Inflation seen falling below 6% in Dec
Nomura Securities Ltd. sees December inflation falling below six percent for the first time in four months, giving the Bangko Sentral ng Pilipinas (BSP) more room to finally keep interest rates steady.
In a research note titled “Philippines: Inflation has not only peaked but is falling more sharply,” Nomura economist Euben Paracuelles said the company has lowered its inflation forecasts to 5.2 percent instead of 5.4 percent this year and 3.7 percent instead of 4.4 percent next year.
“Headline inflation could continue to fall fairly sharply in the coming months, as adjustments to energy-related components become more complete,” he said.
He pointed out the transport component does not yet appear to fully reflect the recent drop in retail fuel prices, while the transport fare hikes in late October, which likely provided some offset, have already been rolled back.
Paracuelles said inflation would fall further to around 5.5 to 5.7 percent in December, on an assumption that oil prices would remain at current levels for the rest of the year and the decline in rice prices would likely continue over the near term.
Inflation averaged 5.2 percent from January to November, exceeding the two to four percent target set by the BSP for 2018 to 2020. The consumer price index eased for the first time to a four-month low of six percent in November from a near-decade high of 6.7 percent in October.
The BSP’s Monetary Board raised interest rates by 175 basis points in five straight rate-setting meetings this year to rein in inflationary pressures. It jacked up rates by 25 basis points for the first time in three years last May 10 followed by another 25 basis points last June 27, 50 basis points last Aug.9, 50 basis points last Sept. 27, and 25 basis points last Nov. 15.
The next rate-setting meeting of the central bank is scheduled on Dec. 13.
With the lower inflation forecasts for 2018 and 2019, Paracuelles said Nomura no longer expects rate hikes from the BSP.
“Consequently, given that – unlike other regional central banks – monetary policy is firmly tied to the inflation outlook, we now expect BSP to leave policy rates unchanged at 4.75 percent through 2019 and 2020,” he added. Nomura previously expected another 75-basis point rate hikes by the second quarter of 2019.
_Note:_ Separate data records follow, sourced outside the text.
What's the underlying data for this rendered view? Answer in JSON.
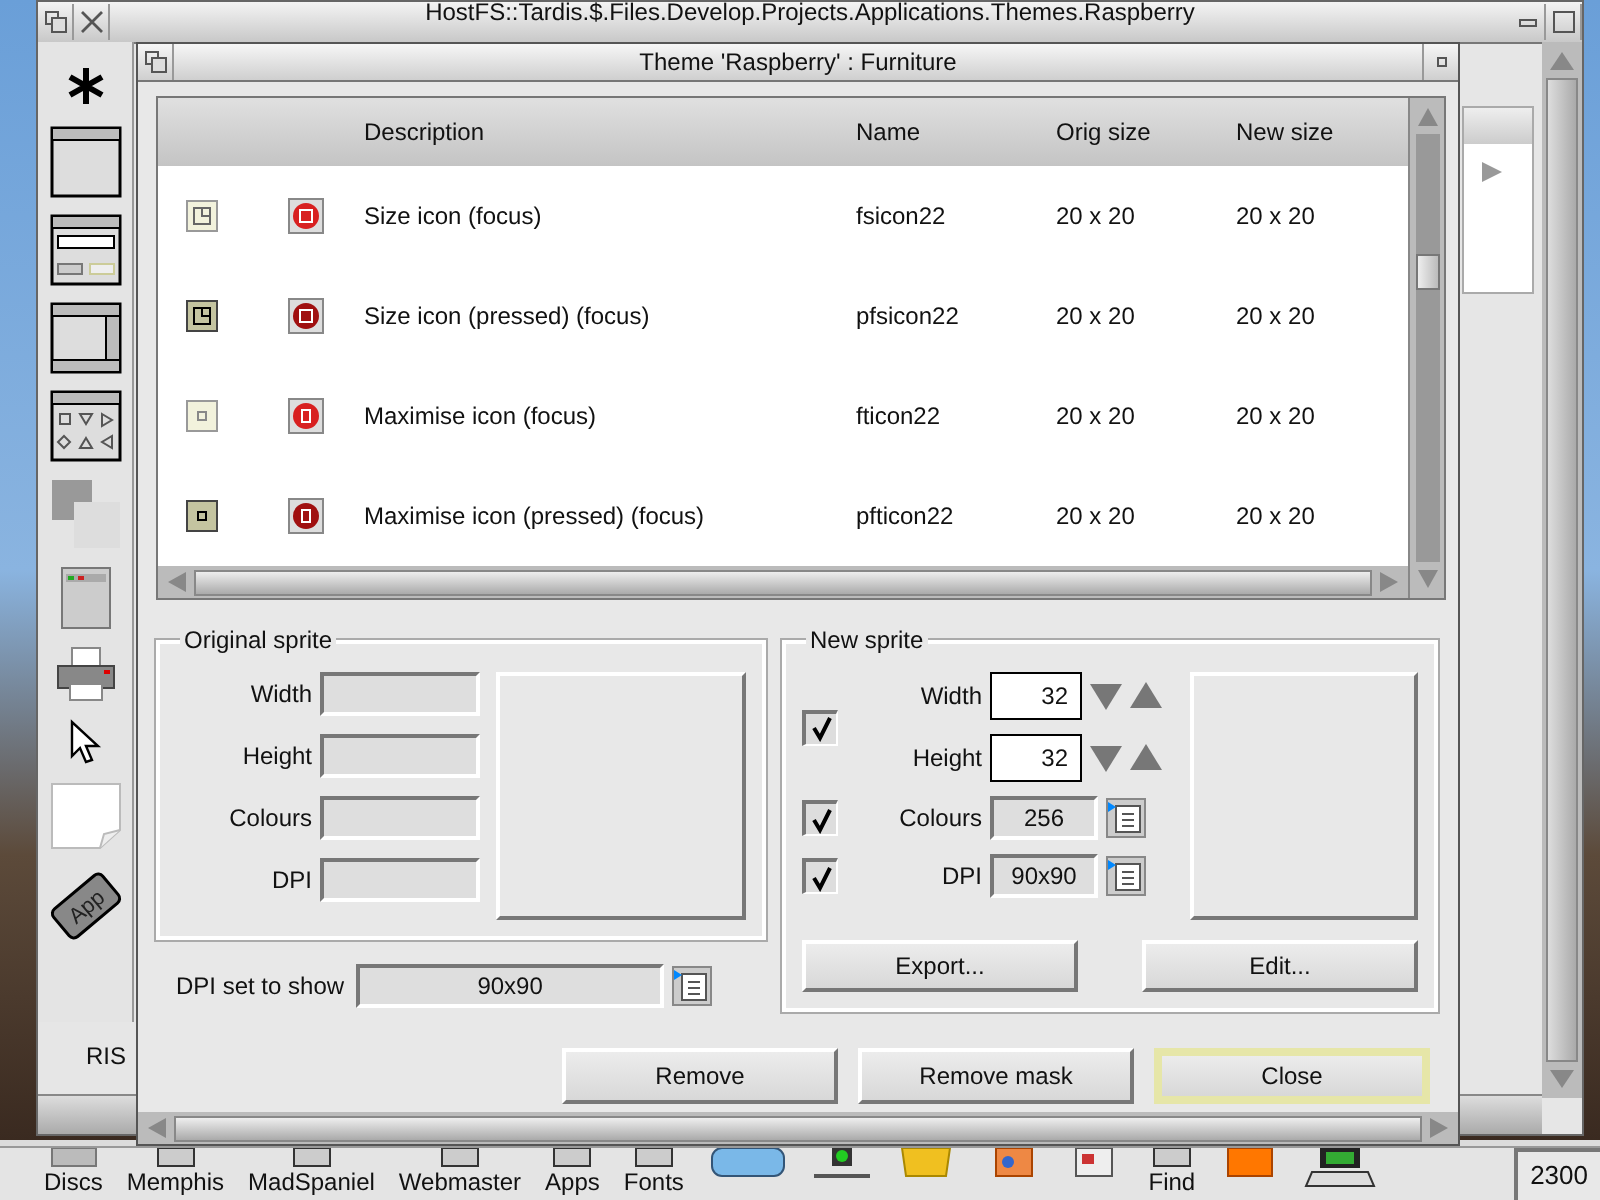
{
  "back_window": {
    "title": "HostFS::Tardis.$.Files.Develop.Projects.Applications.Themes.Raspberry",
    "status_text": "RIS"
  },
  "toolbox": {
    "app_label": "App"
  },
  "window": {
    "title": "Theme 'Raspberry' : Furniture"
  },
  "table": {
    "columns": [
      "Description",
      "Name",
      "Orig size",
      "New size"
    ],
    "rows": [
      {
        "kind": "size",
        "pressed": false,
        "description": "Size icon (focus)",
        "name": "fsicon22",
        "orig_size": "20 x 20",
        "new_size": "20 x 20"
      },
      {
        "kind": "size",
        "pressed": true,
        "description": "Size icon (pressed) (focus)",
        "name": "pfsicon22",
        "orig_size": "20 x 20",
        "new_size": "20 x 20"
      },
      {
        "kind": "maximise",
        "pressed": false,
        "description": "Maximise icon (focus)",
        "name": "fticon22",
        "orig_size": "20 x 20",
        "new_size": "20 x 20"
      },
      {
        "kind": "maximise",
        "pressed": true,
        "description": "Maximise icon (pressed) (focus)",
        "name": "pfticon22",
        "orig_size": "20 x 20",
        "new_size": "20 x 20"
      }
    ]
  },
  "original_sprite": {
    "title": "Original sprite",
    "fields": [
      "Width",
      "Height",
      "Colours",
      "DPI"
    ]
  },
  "dpi_show": {
    "label": "DPI set to show",
    "value": "90x90"
  },
  "new_sprite": {
    "title": "New sprite",
    "size": {
      "checked": true,
      "fields": [
        {
          "label": "Width",
          "value": "32"
        },
        {
          "label": "Height",
          "value": "32"
        }
      ]
    },
    "options": [
      {
        "label": "Colours",
        "value": "256",
        "checked": true
      },
      {
        "label": "DPI",
        "value": "90x90",
        "checked": true
      }
    ],
    "buttons": [
      "Export...",
      "Edit..."
    ]
  },
  "actions": [
    {
      "label": "Remove",
      "default": false
    },
    {
      "label": "Remove mask",
      "default": false
    },
    {
      "label": "Close",
      "default": true
    }
  ],
  "iconbar": [
    {
      "kind": "device",
      "label": "Discs"
    },
    {
      "kind": "app",
      "label": "Memphis"
    },
    {
      "kind": "app",
      "label": "MadSpaniel"
    },
    {
      "kind": "app",
      "label": "Webmaster"
    },
    {
      "kind": "app",
      "label": "Apps"
    },
    {
      "kind": "app",
      "label": "Fonts"
    },
    {
      "kind": "app",
      "label": "Find"
    },
    {
      "kind": "clock",
      "label": "2300"
    }
  ]
}
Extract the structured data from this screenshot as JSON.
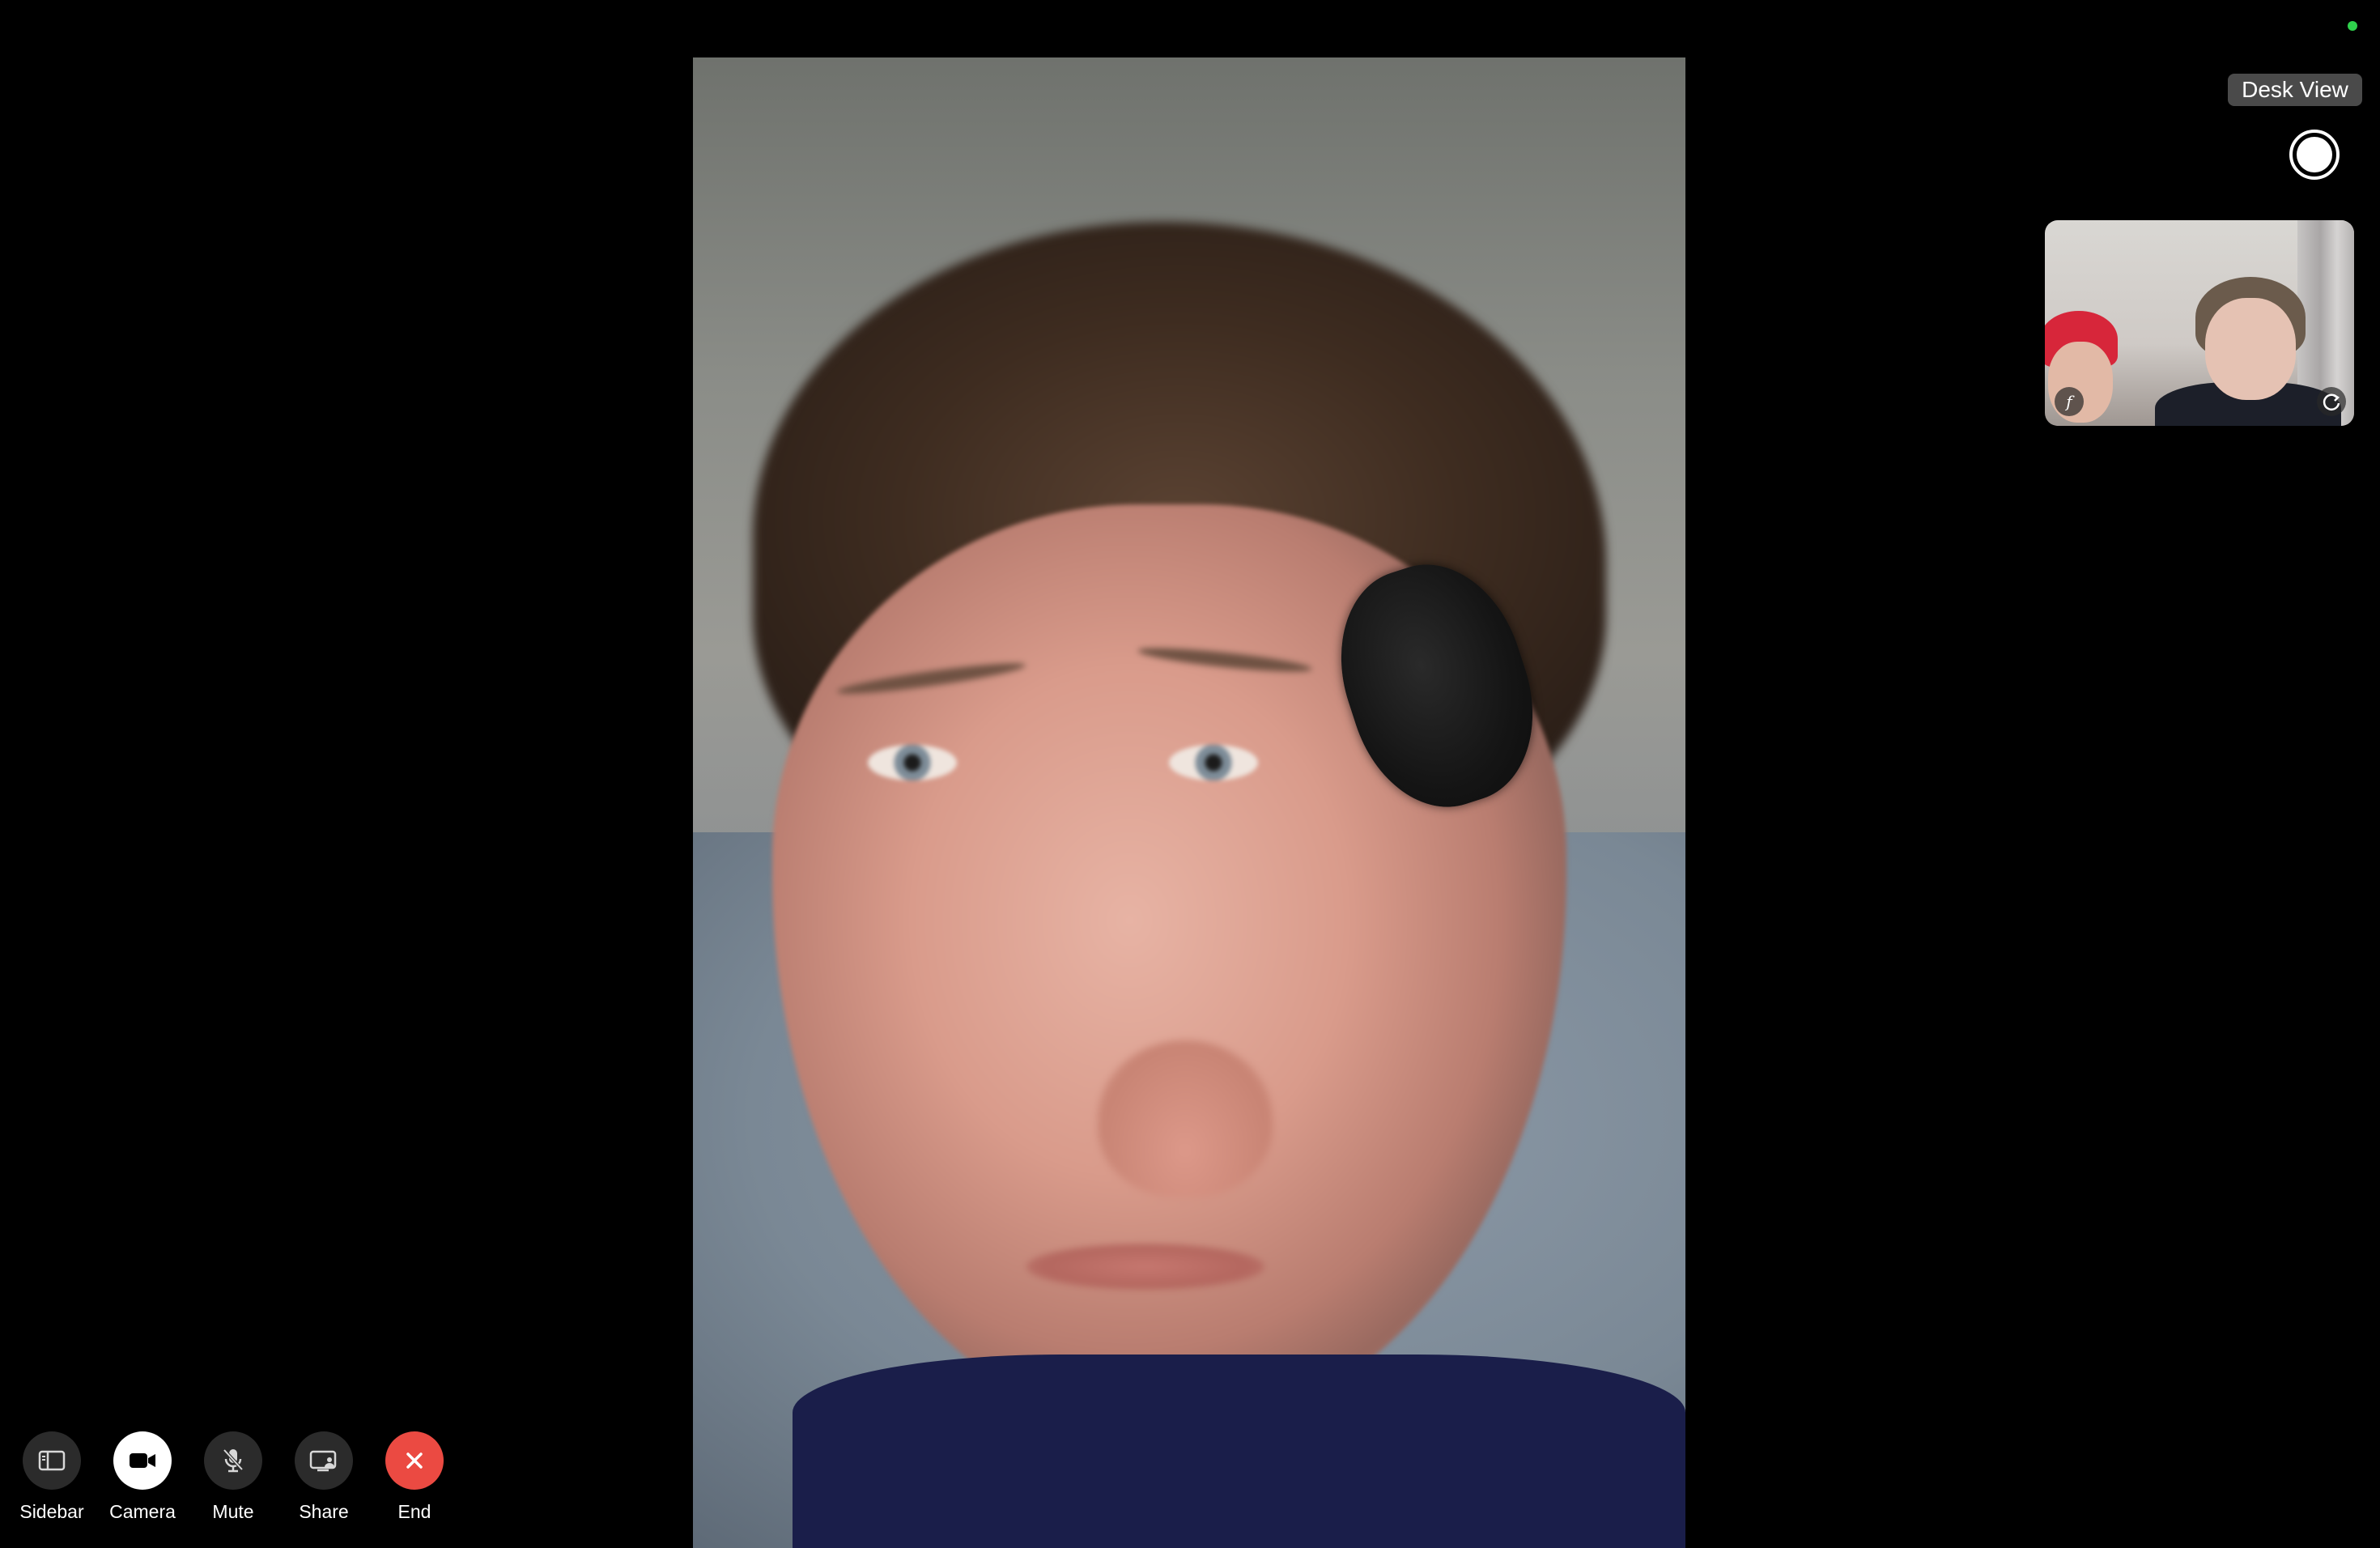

He said the trajectory of Nomura’s new forecasts suggests headline inflation would fall sharply throughout 2019 and reach the lower end of BSP’s two to four percent target by the fourth quarter. “With headline inflation falling more sharply,
we think inflation expectations will also start to adjust lower in the coming months, given they tend to form adaptively. This, in our view, has been and will remain a main consideration for BSP: given inflation expectations are highly elevated, we see room for a significant downtrend before settling within the two to four percent target, providing BSP with some room to maintain policy settings,” he said.
Paraculles said the drop in oil prices and the likely passage of the “rice tariffication bill” before year-end are the main drivers of the forecast change, although the favorable base effects that would kick in at the start of the year will also have an impact.